Mont’e Prama Excavation, Research, and Restoration

By Emerenziana Usai, Archaeologist, Superintendency of Archaeology, Fine Arts and Landscape for the Metropolitan City of Cagliari and Provinces of Oristano and South Sardinia (Sardinia)

Head

In a remarkable recent discovery at Mont’e Prama, two sculptures came to light holding elongated, enveloping shields—not unlike the bronze statue of a boxer priest from an Etruscan necropolis on the mainland of Italy.

Timeline

The extraordinary tale of Mont’e Prama’s rediscovery began when a farmer, Sisinnio Poddi, was plowing in Cabras, on March 28, 1974, and found a large head and other stone sculptural fragments. What followed were decades of intense and dedicated excavation, research, and restoration.

1975

The first scientific excavation in the Mont’e Prama area was done by Alessandro Bedini, the inspector of the Superintendency of Cagliari. The brief excavation (December 3–16) brought to light a small part of the early Iron Age necropolis with pit tombs: seventeen of these had a simple pit covered with small stones, and twelve had a pit topped by a small square sandstone slab. In each tomb the deceased was huddled in a seated position, without any grave goods.

1976–1977

In August 1976 the archaeologist Giovanni Lilliu linked the stone sculptures to Nuragic bronze statuettes, judging them to be representations of ancestor heroes connected to a Nuragic quadrangular temple. Shortly afterward, excavations by Carlo Tronchetti and Maria Luisa Ferrarese Ceruti brought excellent results: twelve headless torsos were found, along with three heads, numerous fragments of arms and legs, and a foot with a statue base, as well as architectural capitals and arches. Most significantly, the team identified a sequence of sandstone slabs arranged along the north–south axis, interpreted as the base of a temple. 

1979

The results from 1977 led the Superintendency to plan a large excavation campaign. Funding from the Ministry of Cultural and Environmental Heritage permitted archaeological investigation at Mont’e Prama from July 2 to October 12, 1979. The campaign was directed by Carlo Tronchetti, with Paolo Bernardini, Raimondo Zucca, and this author, Emerenziana Usai. Thirty individual pit tombs were brought to light, each covered by a square slab of sandstone. 

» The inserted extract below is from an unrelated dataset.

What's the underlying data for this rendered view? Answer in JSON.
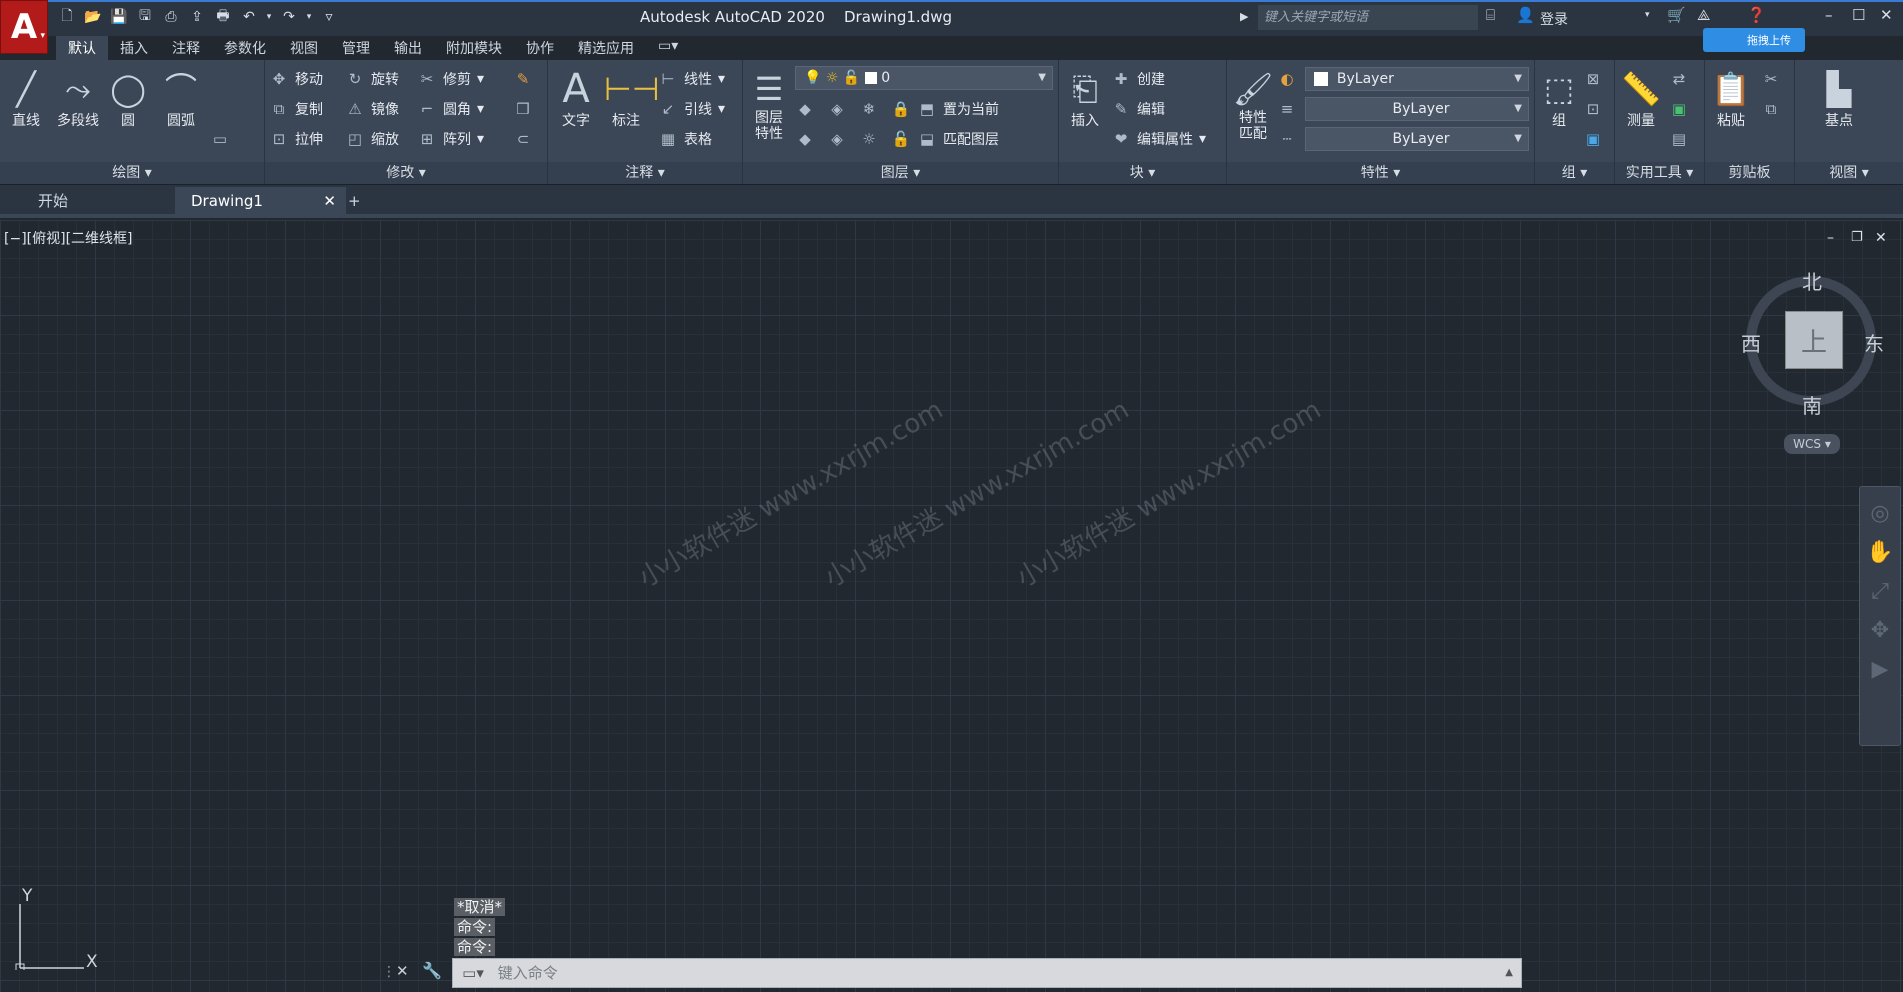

Osteological analysis on twenty-eight buried subjects determined that most were males, no older than twenty-five years, and none of them infants.

Radiocarbon analysis on the bones helped to define the chronology. East of the slab tombs, a simple pit burial covered only by small stones yielded a dating between 1089 and 900 BCE; two burials among the slab-covered tombs dated to the Iron Age. The more recent tombs of Mont’e Prama—and, consequently, of the sculptures—date to the second half of the ninth century and the early decades of the eighth century BCE, and this is corroborated by the comparison of the stone statues with Nuragic bronzes.

2005–2011

In 2005 the 5,178 sculptural fragments found at Mont’e Prama were transferred to the well-equipped Conservation and Restoration Center in the city of Sassari. The restoration was done by Roberto Nardi of Rome’s Archaeological Conservation under the scientific direction of Antonietta Boninu. Twenty-eight sculptures were restored: sixteen boxers, six archers, and six warriors, along with twelve nuraghe models and one baetyl. They were exhibited in Sardinia at the museums in Cagliari and in Cabras.

2014

Aerial view of tombs

Work resumed in 2014 thanks to the “Archaeology of Mont’e Prama” project developed by the Universities of Sassari and Cagliari, which included a geophysical report, landscape archaeology analysis, and archaeological excavation. The ten-month investigation depended partly on work by university students; four inmates from the nearby Massama prison also took part, thanks to a prison training course on archaeology and research methods. 

The most striking event of the 2014 excavation—which revealed two baetyls and a limestone floor—was the recovery of two sculptures with unexpected iconography: statues of a figure whose right arm touches an elongated and enveloping shield supported by his other arm. These items are similar to the iconography of the male bronze statue of a boxer priest from Cavalupo, an Etruscan necropolis in Vulci (in central Italy).

2015-2021

Aerial view of pit tombs; relief diagram

As the work progressed, the archaeologists found eight simple pit tombs to the east (covered with small stones), and eight other pit tombs to the west (covered with slabs). This photo shows the baetyls after they were uncovered, as well as the two Cavalupo-type boxers in the lower left corner (at the southwest).

Alessandro Usai, of Cagliari’s Archaeological Superintendency, intervened to recover, restore, and expand Bedini’s and Tronchetti’s trench, which crosses the entire piece of land. With the excavation campaign of 2015–2016, a large circular Nuragic building (A), a small adjacent room (B), and a third room (C) were investigated in the southwestern sector. 

In September–October 2017, Alessandro Usai and Raimondo Zucca excavated the southern section of the necropolis where the walkway of the funerary road was revealed, leading to publications up through 2021 about the extent of the site.